For the unfamiliar: A False Hydra is a monster with a very particular gimmick, namely that it makes itself, and its victims, be forgotten using an enchanting song.. It's essentially 'The DM gets to gaslight the players a bit, as a treat' the monster.
Usually, the setup is the players arrive in a town where things seem peaceful, if quiet, and steadily realize that people that should, by all rights exist, simply aren't there. The innkeeper has a child, but claims she doesn't even know the man in the family portrait. If you press the matter she gets upset. You eat fresh baked bread for dinner, but in the morning, there has simply 'never been' a baker. That kind of thing.
And of course, the classic of 'You wake up. There's an extra bedroll. you don't know why, but the fact that it's empty fills you with dread.'
But of course, implying you had another party member who just got eaten and forgotten kinda fucks over the story you've been telling this whole time. Shouldn't all those fights have gone differently? How are the players going to care about a character who literally exists only as a supposed hole in their memories?
That's why, for this to work, I recommend new players (or just act like you're running a slightly laxer table).
Essentially, figure out what basic utilitarian weaknesses the party has, and then, without any great fanfare, handwave them. Suppose they don't have a wizard. They find a magic item. You say, 'yeah, you get it identified, and it's a ...' Without particularly specifying how or with whom. They're in a dark cave, and the one human of the group is like 'hey, can I even see?' and you tell them, 'oh, yeah, don't worry about it, just pretend you had Darkvision cast on you.'
If they press the issue, you make up a joke, not-actually-real character, who you say is actually doing all this stuff. Blinzki the Narratively Convenient Wizard or whatever. Just a narrative construct, there to grease the wheels of gameplay. (Though, keep score a bit. Remember where things by all rights shouldn't have worked)

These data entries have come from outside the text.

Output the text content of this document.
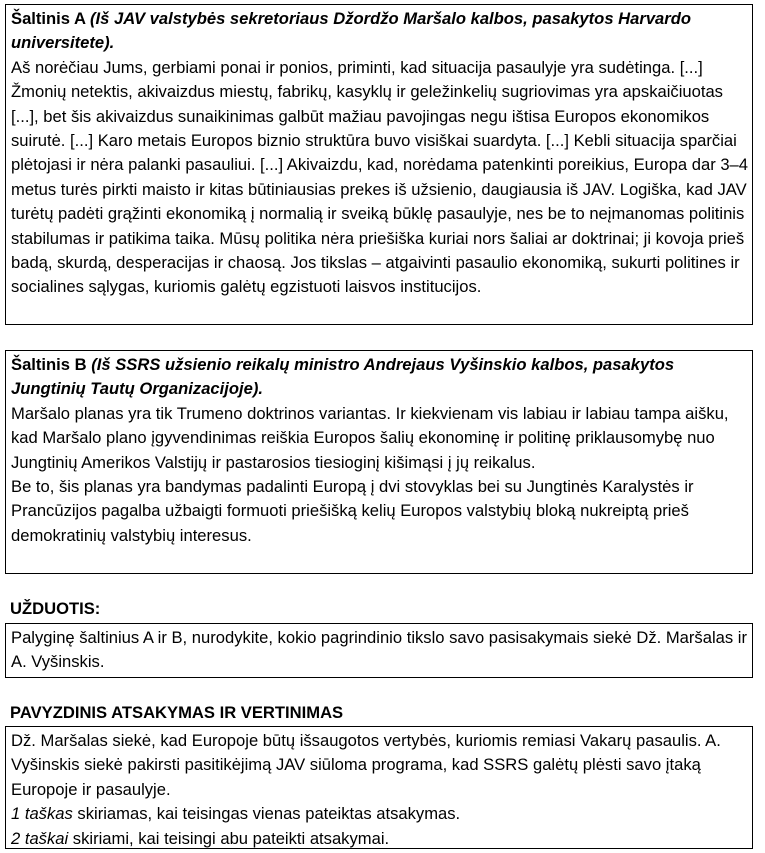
Šaltinis A (Iš JAV valstybės sekretoriaus Džordžo Maršalo kalbos, pasakytos Harvardo universitete).

Aš norėčiau Jums, gerbiami ponai ir ponios, priminti, kad situacija pasaulyje yra sudėtinga. [...] Žmonių netektis, akivaizdus miestų, fabrikų, kasyklų ir geležinkelių sugriovimas yra apskaičiuotas [...], bet šis akivaizdus sunaikinimas galbūt mažiau pavojingas negu ištisa Europos ekonomikos suirutė. [...] Karo metais Europos biznio struktūra buvo visiškai suardyta. [...] Kebli situacija sparčiai plėtojasi ir nėra palanki pasauliui. [...] Akivaizdu, kad, norėdama patenkinti poreikius, Europa dar 3–4 metus turės pirkti maisto ir kitas būtiniausias prekes iš užsienio, daugiausia iš JAV. Logiška, kad JAV turėtų padėti grąžinti ekonomiką į normalią ir sveiką būklę pasaulyje, nes be to neįmanomas politinis stabilumas ir patikima taika. Mūsų politika nėra priešiška kuriai nors šaliai ar doktrinai; ji kovoja prieš badą, skurdą, desperacijas ir chaosą. Jos tikslas – atgaivinti pasaulio ekonomiką, sukurti politines ir socialines sąlygas, kuriomis galėtų egzistuoti laisvos institucijos.

Šaltinis B (Iš SSRS užsienio reikalų ministro Andrejaus Vyšinskio kalbos, pasakytos Jungtinių Tautų Organizacijoje).

Maršalo planas yra tik Trumeno doktrinos variantas. Ir kiekvienam vis labiau ir labiau tampa aišku, kad Maršalo plano įgyvendinimas reiškia Europos šalių ekonominę ir politinę priklausomybę nuo Jungtinių Amerikos Valstijų ir pastarosios tiesioginį kišimąsi į jų reikalus.

Be to, šis planas yra bandymas padalinti Europą į dvi stovyklas bei su Jungtinės Karalystės ir Prancūzijos pagalba užbaigti formuoti priešišką kelių Europos valstybių bloką nukreiptą prieš demokratinių valstybių interesus.

UŽDUOTIS:

Palyginę šaltinius A ir B, nurodykite, kokio pagrindinio tikslo savo pasisakymais siekė Dž. Maršalas ir A. Vyšinskis.

PAVYZDINIS ATSAKYMAS IR VERTINIMAS

Dž. Maršalas siekė, kad Europoje būtų išsaugotos vertybės, kuriomis remiasi Vakarų pasaulis. A. Vyšinskis siekė pakirsti pasitikėjimą JAV siūloma programa, kad SSRS galėtų plėsti savo įtaką Europoje ir pasaulyje.

1 taškas skiriamas, kai teisingas vienas pateiktas atsakymas.

2 taškai skiriami, kai teisingi abu pateikti atsakymai.
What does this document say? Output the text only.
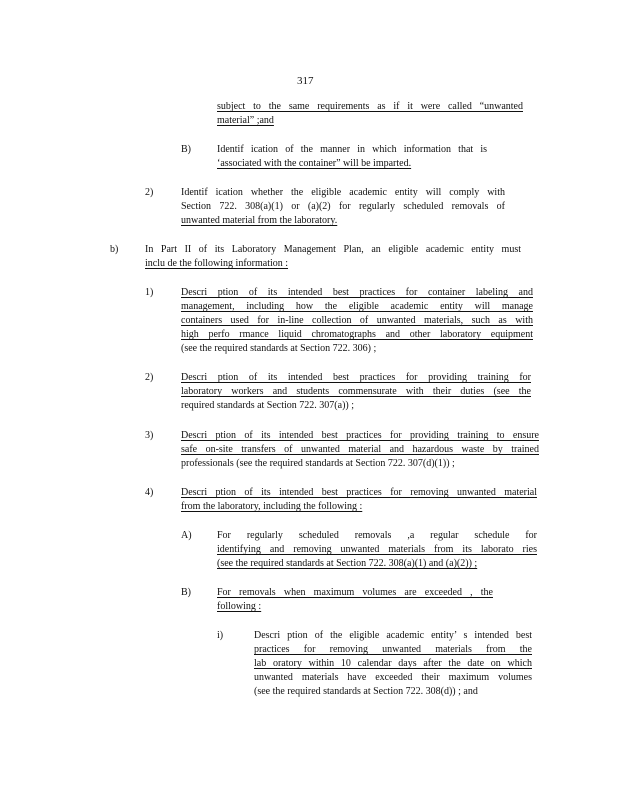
317
subject to the same requirements as if it were called “unwanted
material” ;and
B)	Identif ication of the manner in which information that is
‘associated with the container” will be imparted.
2)	Identif ication whether the eligible academic entity will comply with
Section 722. 308(a)(1) or (a)(2) for regularly scheduled removals of
unwanted material from the laboratory.
b)	In Part II of its Laboratory Management Plan, an eligible academic entity must
inclu de the following information :
1)	Descri ption of its intended best practices for container labeling and
management, including how the eligible academic entity will manage
containers used for in-line collection of unwanted materials, such as with
high perfo rmance liquid chromatographs and other laboratory equipment
(see the required standards at Section 722. 306) ;
2)	Descri ption of its intended best practices for providing training for
laboratory workers and students commensurate with their duties (see the
required standards at Section 722. 307(a)) ;
3)	Descri ption of its intended best practices for providing training to ensure
safe on-site transfers of unwanted material and hazardous waste by trained
professionals (see the required standards at Section 722. 307(d)(1)) ;
4)	Descri ption of its intended best practices for removing unwanted material
from the laboratory, including the following :
A)	For regularly scheduled removals ,a regular schedule for
identifying and removing unwanted materials from its laborato ries
(see the required standards at Section 722. 308(a)(1) and (a)(2)) ;
B)	For removals when maximum volumes are exceeded , the
following :
i)	Descri ption of the eligible academic entity’ s intended best
practices for removing unwanted materials from the
lab oratory within 10 calendar days after the date on which
unwanted materials have exceeded their maximum volumes
(see the required standards at Section 722. 308(d)) ; and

And then, they'll get to this town, and you'll feed them a potentially magical item, and they'll ask what it does, and if you're very, very lucky, you'll get an exchange to the tune of
'Do you know anybody who could identify it?'
'We've always been able to identify things before.'
'Yeah. You think about that, and shiver with a sense of wrongness.'
You find the corpse of a wizard. Her journal references people with your names, and she talks about how lucky she's felt to be traveling with you. She's not a great combatant, usually hiding when battle starts, but she's made herself useful with in other ways, casting darkvision on the fighter when they're in a dark cave, and enhancing abilities at opportune moments.
You don't know her.
You're crying at the sight of her corpse.